In the mail last week I received a parcel from France. It contained a paperback novel with an attractive jacket featuring bands of medieval illumination enclosing the image of a lone fortress on a hilltop.
I knew at once what it was. This time last year my agent had asked me if I would read a manuscript for another of her clients and write a report. It was a commission by the client herself who had previously published non-fiction and memoir, but had never written a novel and was seeking professional opinion.
The subject was an historical incident in a part of France that I know a little, and I was intrigued. I said yes. The manuscript arrived and I began to read. By the time I was halfway through I was almost certain that the book would not be acceptable to a mainstream publisher. Although the story was a gripping and ultimately tragic one, the author’s lack of experience as a novelist was throwing up too many obstacles.
I wondered what to say. Should I encourage her to continue and offer some pointers as to what she could do to improve it? That would be disingenuous, I felt. The problems were too fundamental. Writing a novel is long, hard labour and it seemed disrespectful to offer half-truths for the sake of not offending. The only thing I could do was to explain as fully and honestly as possible where I thought the flaws lay.
It took a long time to write the report. At every turn I was challenged to dig for my deepest knowledge of plot and characterisation and the other essentials of good fiction, while trying to frame everything I said in the most constructive way possible. Once completed I read it and re-read it and eventually, in great trepidation, sent it off.
To my surprise, almost by return, an email arrived thanking me for my ‘valuable and considered report’. She went on, ‘I greatly appreciate it, even if it wasn’t what I wanted to hear!’ I was transported to a moment in my own writing career when an agent who had sought me out after the publication of my second novel told me in no uncertain terms, having read the manuscript of the third, that she seemed to have made a mistake and what did I think I had written here?
I remembered leaving her office in London with bad grace and the feeling of being crushed (though she was right, and the novel still languishes in a bottom drawer). In contrast, my client had responded with such openness. We later had a long skype call and discussed other ways for her to deal with the subject matter, including the possibility of weaving it into a second volume of memoir; for there were substantial echoes of her own life in the fictional story she had told.
We parted cordially and I thought no more about it until I heard from her again a few weeks ago, with the news that she had decided to self-publish. She had acted on as much of what I had said about the book as she felt capable of, she said. The book was now out and was gathering a lot of attention. I wrote back to congratulate her, and took the opportunity to say how anxious I had been about her possible reaction to my report and how much I had admired the way she had responded.

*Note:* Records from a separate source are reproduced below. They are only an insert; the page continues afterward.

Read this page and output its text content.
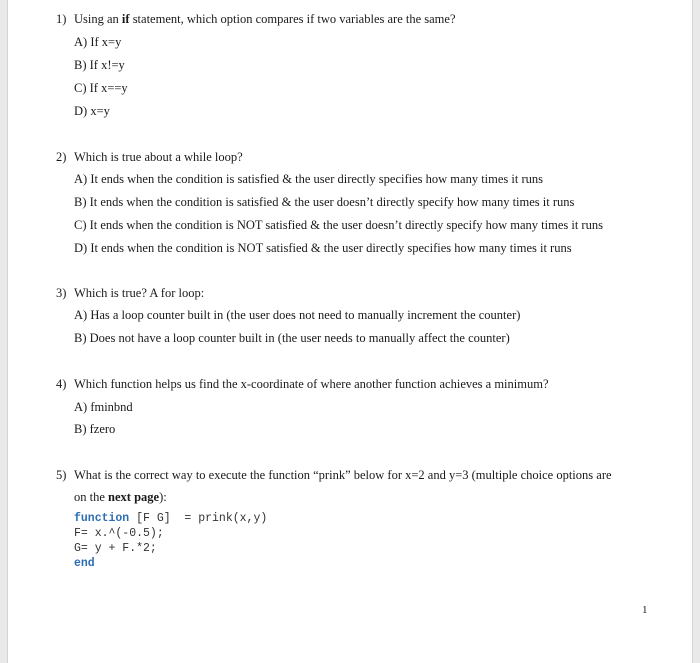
1) Using an if statement, which option compares if two variables are the same?
A) If x=y
B) If x!=y
C) If x==y
D) x=y
2) Which is true about a while loop?
A) It ends when the condition is satisfied & the user directly specifies how many times it runs
B) It ends when the condition is satisfied & the user doesn’t directly specify how many times it runs
C) It ends when the condition is NOT satisfied & the user doesn’t directly specify how many times it runs
D) It ends when the condition is NOT satisfied & the user directly specifies how many times it runs
3) Which is true? A for loop:
A) Has a loop counter built in (the user does not need to manually increment the counter)
B) Does not have a loop counter built in (the user needs to manually affect the counter)
4) Which function helps us find the x-coordinate of where another function achieves a minimum?
A) fminbnd
B) fzero
5) What is the correct way to execute the function “prink” below for x=2 and y=3 (multiple choice options are
on the next page):
function [F G]  = prink(x,y)
F= x.^(-0.5);
G= y + F.*2;
end
1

She replied to say that her sister, who has for many years worked as a commissioning editor in television, had read the report and observed how difficult it is to get an ‘honest comment on a creative work from a respected source’ – which left me thinking that this is not a good state of affairs. Respected source or not, honesty is surely one of the great responsibilities that comes with experience, a duty to pass on the lessons that one has learnt with as much truthfulness and compassion and humility as possible.
All it takes is to remember a moment when your own journey might have been made easier had someone else done the same for you.
I enjoyed reading this; it sent me back to my days as a literary agent when I had to be the imparter of bad news. I once took a train all the way to Newcastle to tell an author her second novel (I had loved the first which had garnered a lot of attention and won a prize) was unpublishable. She knew the minute she looked at my anxious face on the platform.
I was more cavalier with authors I didn’t know and it’s only now, training to be a counsellor, that I realise I undoubtedly hurt a lot of people with my blunt rejections.
Being honest constructively and sensitively is so hard to achieve and, as you say, rare to find. I’d want you to read my novel, as I know how valuable your honesty and expertise is to those that have sought it.
x Jane
I have been impressed to see ‘critique’ included as a central practice in some art schools: coaching students to be able to give and receive constructive critique of their own and others’ creative work as part of finding their own voice, refining their technique, and also as preparation for the ‘professional’ world. I have sought for a while to import this practice – a basic life skill – into other educational settings. Schools, for example, are hotbeds of critique – much of it unconscious and unskillful. I have not given up. Shifts in culture can take a long time. This story helps to prove the value of the endeavour. Thank you.
I completely agree : honesty is so much more useful than being “nice” but it is so difficult to practice : it requires a lot more work and attention from oneself and also skills which take some time to acquire : basically it is honesty towards oneself and being clear with oneself before being able to transmit one’s real opinion about a manuscript or a anything else. It applies to everything and every occasion in life and it is so hard to express, but yet absolutely essential if one really cares. Hope I’m clear ! Thanks for writing about your experience.
That is a mighty generous act, Jamie. The time it takes — the reading, thinking, evaluating, the consideration, the report..Lordy. Of course, you being you, it doesn’t come as much of a surprise. She’s to be commended for finding a way to get the feedback she needed. As the sister said, very hard to find this kind of generosity and truthfulness.
I believe that a key to what you achieved is humility; without humility, empathy and its consequent compassion are unlikely to accompany bald truth. Humility is a mark of greatness.